US Secret Court Made Mass NSA Spying Legal with No Oversight [NYT]

All of NSA's spying and surveillance is actually legal in the US

By on July 8th, 2013 11:36 GMT

The secret Foreign Intelligence Surveillance Court should be overseeing the US government in its attempts to expand its surveillance, but it hasn't actually done a great job at that.

In fact, the court approved most of the tens of thousands of requests various US government agencies had made for surveillance and search warrants.

However, it's done more than just rubber-stamp whatever it was the government asked for. Through its decisions (which, of course, are secret), it has created a body of common law that gives the NSA and other government agencies powers that exceed anything covered by the laws that should govern their operation.

The New York Times has revealed the existence of several rulings that give the NSA authority to spy on Americans not just in matters having to do with terrorism, but also in everything related to nuclear proliferation, espionage, and even cyber attacks.
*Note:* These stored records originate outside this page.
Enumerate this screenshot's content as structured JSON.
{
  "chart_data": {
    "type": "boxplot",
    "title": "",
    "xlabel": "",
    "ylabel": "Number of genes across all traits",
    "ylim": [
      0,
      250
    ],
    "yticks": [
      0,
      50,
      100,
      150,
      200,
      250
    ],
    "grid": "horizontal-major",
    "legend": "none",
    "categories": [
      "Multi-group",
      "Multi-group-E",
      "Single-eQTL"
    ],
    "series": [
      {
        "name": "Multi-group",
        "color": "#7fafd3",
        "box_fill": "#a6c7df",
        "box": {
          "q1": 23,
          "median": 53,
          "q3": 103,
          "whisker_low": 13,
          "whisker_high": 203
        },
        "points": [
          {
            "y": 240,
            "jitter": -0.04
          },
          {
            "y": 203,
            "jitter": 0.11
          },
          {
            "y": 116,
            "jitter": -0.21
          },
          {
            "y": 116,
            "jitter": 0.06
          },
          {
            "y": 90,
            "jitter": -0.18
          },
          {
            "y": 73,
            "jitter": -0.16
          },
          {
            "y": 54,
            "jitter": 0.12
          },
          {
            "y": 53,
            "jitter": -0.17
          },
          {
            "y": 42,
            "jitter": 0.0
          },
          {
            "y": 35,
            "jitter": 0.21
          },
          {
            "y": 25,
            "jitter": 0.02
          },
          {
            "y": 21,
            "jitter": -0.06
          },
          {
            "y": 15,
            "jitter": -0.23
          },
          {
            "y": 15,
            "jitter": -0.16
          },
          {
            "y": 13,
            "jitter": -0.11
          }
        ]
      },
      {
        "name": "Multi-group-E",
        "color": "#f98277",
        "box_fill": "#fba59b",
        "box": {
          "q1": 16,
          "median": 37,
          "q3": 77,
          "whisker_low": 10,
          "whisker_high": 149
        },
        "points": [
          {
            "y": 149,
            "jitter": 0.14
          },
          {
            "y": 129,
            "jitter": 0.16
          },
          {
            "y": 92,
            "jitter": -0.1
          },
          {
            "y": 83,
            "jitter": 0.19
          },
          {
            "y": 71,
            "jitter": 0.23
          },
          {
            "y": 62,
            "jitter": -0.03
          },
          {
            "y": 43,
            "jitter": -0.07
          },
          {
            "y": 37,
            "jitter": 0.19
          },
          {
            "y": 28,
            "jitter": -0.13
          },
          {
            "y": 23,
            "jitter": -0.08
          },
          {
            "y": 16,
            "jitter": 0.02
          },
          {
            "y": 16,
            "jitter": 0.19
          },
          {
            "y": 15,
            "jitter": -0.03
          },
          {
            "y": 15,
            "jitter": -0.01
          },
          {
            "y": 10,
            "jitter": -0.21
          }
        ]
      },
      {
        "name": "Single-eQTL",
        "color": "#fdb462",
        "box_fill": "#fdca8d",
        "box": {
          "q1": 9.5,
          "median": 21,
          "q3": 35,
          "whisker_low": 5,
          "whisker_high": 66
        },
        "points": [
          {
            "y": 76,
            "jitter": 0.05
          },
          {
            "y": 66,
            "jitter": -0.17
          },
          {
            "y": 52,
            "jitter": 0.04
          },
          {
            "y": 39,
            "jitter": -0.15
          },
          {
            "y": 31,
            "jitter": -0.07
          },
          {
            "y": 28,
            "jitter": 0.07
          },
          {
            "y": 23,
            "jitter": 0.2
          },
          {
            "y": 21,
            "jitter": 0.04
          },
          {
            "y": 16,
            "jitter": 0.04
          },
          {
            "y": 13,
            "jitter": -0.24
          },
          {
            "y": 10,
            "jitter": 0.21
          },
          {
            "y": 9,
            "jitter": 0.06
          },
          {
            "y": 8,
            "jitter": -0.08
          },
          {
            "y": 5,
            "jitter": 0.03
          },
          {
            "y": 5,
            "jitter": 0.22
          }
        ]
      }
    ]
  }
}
The court has provided interpretations of the US constitution and laws that are favorable to NSA spying and has done this with no public scrutiny. In a sense, the FISA court has subverted the Supreme Court in most matters of privacy and surveillance.

Unlike the Supreme Court, the FISA court's rulings and interpretations are secret and it asks for no input from groups which may oppose the views put forward by the government.

In one example of this expanding body of common law, the court provided a much broader interpretation of the "special needs" principle which was established in 1989 by the Supreme Court to allow mandatory drug testing for railway workers. The argument was that this violation of privacy was outweighed by the dangers posed by not running these tests.

But the FISA court took the same argument and applied it to terrorism and to mass scale privacy intrusion. In its view, this means that NSA spying on Americans does not contravene with the Fourth Amendment, giving the agency almost free reign in gobbling up as much data as possible.